Knowledge engineering
We used an approach that incorporated one of the earliest machine learning methods, knowledge engineering. Its so old school that its gone out of fashion. It assumes experts have already figured things out, they are experts after all. So let’s capture best practices as a set of rules and processes. But this is no easy task. Most sound engineers don’t know what they did. Ask a famous producer what he or she did on a hit song and you often get an answer like ‘I turned the knob up to 11 to make it sound phat.” How do you turn that into a mathematical equation? Or worse, they say it was magic and can’t be put into words.
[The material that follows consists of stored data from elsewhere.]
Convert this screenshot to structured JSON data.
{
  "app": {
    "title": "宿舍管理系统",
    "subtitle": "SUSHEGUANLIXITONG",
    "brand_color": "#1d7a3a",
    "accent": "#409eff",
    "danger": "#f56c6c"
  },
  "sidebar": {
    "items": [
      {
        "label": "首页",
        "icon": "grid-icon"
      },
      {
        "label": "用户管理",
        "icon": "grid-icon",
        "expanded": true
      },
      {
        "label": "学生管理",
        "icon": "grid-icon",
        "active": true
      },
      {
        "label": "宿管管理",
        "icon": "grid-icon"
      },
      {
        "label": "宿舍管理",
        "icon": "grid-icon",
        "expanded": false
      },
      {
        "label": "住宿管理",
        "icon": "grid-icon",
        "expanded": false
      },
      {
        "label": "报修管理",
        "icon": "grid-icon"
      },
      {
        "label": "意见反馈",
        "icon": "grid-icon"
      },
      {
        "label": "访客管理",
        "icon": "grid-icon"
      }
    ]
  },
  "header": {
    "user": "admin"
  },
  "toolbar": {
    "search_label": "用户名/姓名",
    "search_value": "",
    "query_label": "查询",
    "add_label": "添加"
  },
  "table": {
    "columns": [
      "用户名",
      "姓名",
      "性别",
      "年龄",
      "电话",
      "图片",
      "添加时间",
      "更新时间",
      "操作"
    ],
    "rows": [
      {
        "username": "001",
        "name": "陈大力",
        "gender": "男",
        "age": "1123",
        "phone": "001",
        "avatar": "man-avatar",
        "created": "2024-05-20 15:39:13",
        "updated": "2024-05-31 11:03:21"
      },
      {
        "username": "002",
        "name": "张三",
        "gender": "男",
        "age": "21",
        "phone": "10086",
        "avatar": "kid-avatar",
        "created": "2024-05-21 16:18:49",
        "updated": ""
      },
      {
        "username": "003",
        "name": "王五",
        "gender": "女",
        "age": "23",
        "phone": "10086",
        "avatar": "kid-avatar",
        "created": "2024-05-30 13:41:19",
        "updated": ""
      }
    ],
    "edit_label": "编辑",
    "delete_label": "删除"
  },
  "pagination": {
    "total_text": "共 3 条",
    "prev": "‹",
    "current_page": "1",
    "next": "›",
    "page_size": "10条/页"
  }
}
We systematically tested all the assumptions about best practices and supplemented them with listening tests that helped us understand how people perceive complex sound mixtures. We also curated multitrack audio, with detailed information about how it was recorded, multiple mixes and evaluations of those mixes.

This enabled us to develop intelligent systems that automate much of the music production process.

Video Caption: An automatic mixing system based on a technology we developed.

Transformational impact
I gave a talk about this once in a room that had panel windows all around. These talks are usually half full. But this time it was packed, and I could see faces outside pressed up against the windows. They all wanted to find out about this idea of automatic mixing. It’s  a unique opportunity for academic research to have transformational impact on an entire industry. It addresses the fact that music production technologies are often not fit for purpose. Intelligent systems open up new opportunities. Amateur musicians can create high quality mixes of their content, small venues can put on live events without needing a professional engineer, time and preparation for soundchecks could be drastically reduced, and large venues and broadcasters could significantly cut manpower costs.

Taking away creativity
Its controversial. We entered an automatic mix in a student recording competition as a sort of Turing Test. Technically we cheated, because the mixes were supposed to be made by students, not by an ‘artificial intelligence’ (AI) created by a student. Afterwards I asked the judges what they thought of the mix. The first two were surprised and curious when I told them how it was done. The third judge offered useful comments when he thought it was a student mix. But when I told him that it was an ‘automatic mix’, he suddenly switched and said it was rubbish and he could tell all along.

Mixing is a creative process where stylistic decisions are made. Is this taking away creativity, is it taking away jobs? Such questions come up time and time again with new technologies, going back to 19th century protests by the Luddites, textile workers who feared that time spent on their skills and craft would be wasted as machines could replace their role in industry.

Not about replacing sound engineers
These are valid concerns, but its important to see other perspectives. A tremendous amount of music production work is technical, and audio quality would be improved by addressing these problems. As the graffiti artist Banksy said “All artists are willing to suffer for their work. But why are so few prepared to learn to draw?”

Creativity still requires technical skills. To achieve something wonderful when mixing music, you first have to achieve something pretty good and address issues with masking, microphone placement, level balancing and so on.

Video Caption: Time offset (comb filtering) correction, a technical problem in music production solved by an intelligent system.

The real benefit is not replacing sound engineers. Its dealing with all those situations when a talented engineer is not available; the band practicing in the garage, the small restaurant venue that does not provide any support, or game audio, where dozens of sounds need to be mixed and there is no miniature sound engineer living inside the games console.